Dazed and dizzy, she hardly knew what to do. Shivering was setting in. It was frigid out, and she was soaked with gutter slush now in addition to blood. She picked herself up and stood there, uncertain. Her flat was a ten-minute walk. Already her feet burned with the cold. She stared at the door—unsurprised now to see a black handprint on its surface—and thought surely it must open. At the very least Issa would bring her coat and shoes.
Surely.
But the door didn’t and didn’t and still didn’t open.
A car rumbled past at the end of the block, and here and there laughter and arguments drifted out windows, but no one was near. Karou’s teeth chattered. She clutched her arms around herself, for all the good it did, and stayed fixed on the door, unable to believe that Brimstone would just leave her out here. Cold, awful moments ticked by and finally, outraged tears springing to her eyes, Karou turned away, hugging herself, and began to limp on numb feet in the direction of her flat. She got a few wide-eyed looks along the way, and some offers of help, which she ignored, and it wasn’t until she reached her door, shivering convulsively, and reached for a coat pocket that wasn’t there that she realized she didn’t have her keys. No coat, no keys, and no shings, either, with which she would have been able to wish open the door.
“Damn damn damn,” Karou cursed, tears icy on her cheeks. All she had were the scuppies around her wrist. She took one between her fingers and wished, but nothing happened. Unlocking doors exceeded a scuppy’s small power.
She was about to buzz a neighbor awake when she sensed, behind her, a furtive movement.
She was beyond thinking. A hand came down on her shoulder, and she was all nerve and impulse. She seized the hand and threw her weight forward. The figure behind her was lifted—Karou registered a second too late the voice, concerned, saying, “Jesus, Roo, are you okay?”—to catapult over her shoulder and through the plate glass of the door.
The glass shattered as Kaz sailed through it and hit the ground with an explosive grunt. Karou stood still, the awareness catching up to her that he hadn’t even been trying to scare her this time, and now he was lying across the threshold in a litter of glass. She thought she should feel something—regret?—but she felt nothing at all.

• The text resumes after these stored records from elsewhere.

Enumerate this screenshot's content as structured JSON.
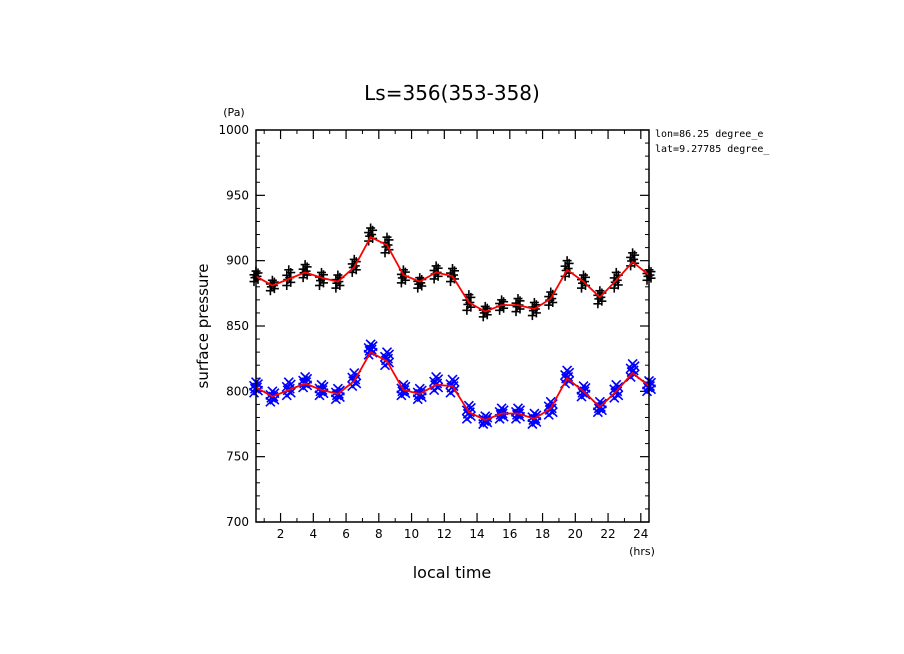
{
  "chart_data": {
    "type": "line",
    "title": "Ls=356(353-358)",
    "ylabel": "surface pressure",
    "xlabel": "local time",
    "yunit": "(Pa)",
    "xunit": "(hrs)",
    "annotations": [
      "lon=86.25 degree_e",
      "lat=9.27785 degree_"
    ],
    "ylim": [
      700,
      1000
    ],
    "xlim": [
      0.5,
      24.5
    ],
    "yticks": [
      700,
      750,
      800,
      850,
      900,
      950,
      1000
    ],
    "xticks": [
      2,
      4,
      6,
      8,
      10,
      12,
      14,
      16,
      18,
      20,
      22,
      24
    ],
    "grid": false,
    "legend": "none",
    "colors": {
      "upper_markers": "#000000",
      "lower_markers": "#0000ff",
      "fit_line": "#ff0000"
    },
    "series": [
      {
        "marker": "plus",
        "x": [
          0.5,
          1.5,
          2.5,
          3.5,
          4.5,
          5.5,
          6.5,
          7.5,
          8.5,
          9.5,
          10.5,
          11.5,
          12.5,
          13.5,
          14.5,
          15.5,
          16.5,
          17.5,
          18.5,
          19.5,
          20.5,
          21.5,
          22.5,
          23.5,
          24.5
        ],
        "mean": [
          888,
          881,
          887,
          892,
          886,
          884,
          896,
          920,
          912,
          888,
          883,
          891,
          889,
          868,
          861,
          866,
          866,
          863,
          871,
          894,
          884,
          872,
          885,
          901,
          889
        ],
        "spread": [
          4,
          4,
          6,
          5,
          5,
          5,
          5,
          5,
          6,
          5,
          4,
          5,
          5,
          6,
          4,
          4,
          5,
          5,
          5,
          6,
          5,
          5,
          6,
          5,
          4
        ],
        "line": [
          888,
          881,
          886,
          891,
          887,
          884,
          895,
          918,
          912,
          889,
          884,
          891,
          888,
          868,
          861,
          866,
          866,
          863,
          871,
          893,
          884,
          872,
          885,
          899,
          889
        ]
      },
      {
        "marker": "x",
        "x": [
          0.5,
          1.5,
          2.5,
          3.5,
          4.5,
          5.5,
          6.5,
          7.5,
          8.5,
          9.5,
          10.5,
          11.5,
          12.5,
          13.5,
          14.5,
          15.5,
          16.5,
          17.5,
          18.5,
          19.5,
          20.5,
          21.5,
          22.5,
          23.5,
          24.5
        ],
        "mean": [
          803,
          796,
          802,
          807,
          801,
          798,
          809,
          832,
          825,
          801,
          798,
          806,
          804,
          784,
          778,
          783,
          783,
          779,
          787,
          811,
          800,
          788,
          800,
          816,
          804
        ],
        "spread": [
          4,
          4,
          5,
          4,
          4,
          4,
          5,
          4,
          5,
          4,
          4,
          5,
          5,
          5,
          3,
          4,
          4,
          4,
          5,
          5,
          4,
          4,
          5,
          5,
          4
        ],
        "line": [
          803,
          796,
          801,
          806,
          801,
          798,
          808,
          830,
          823,
          801,
          798,
          805,
          804,
          784,
          778,
          783,
          783,
          779,
          787,
          810,
          800,
          788,
          800,
          814,
          804
        ]
      }
    ]
  }
}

The problem of the locked door, at least, was solved.
“Are you hurt?” she asked him, flat.
He just blinked, stunned, and she skimmed the scene with a cursory glance. No blood. The glass had broken into rectangular chunks. He was fine. She stepped over him and picked her way to the elevator. Throwing Kaz had cost her what little strength she had left, and she doubted she could walk up the six flights of stairs. The elevator doors opened and she got in, turning to face Kaz, who still hadn’t moved. He was staring after her.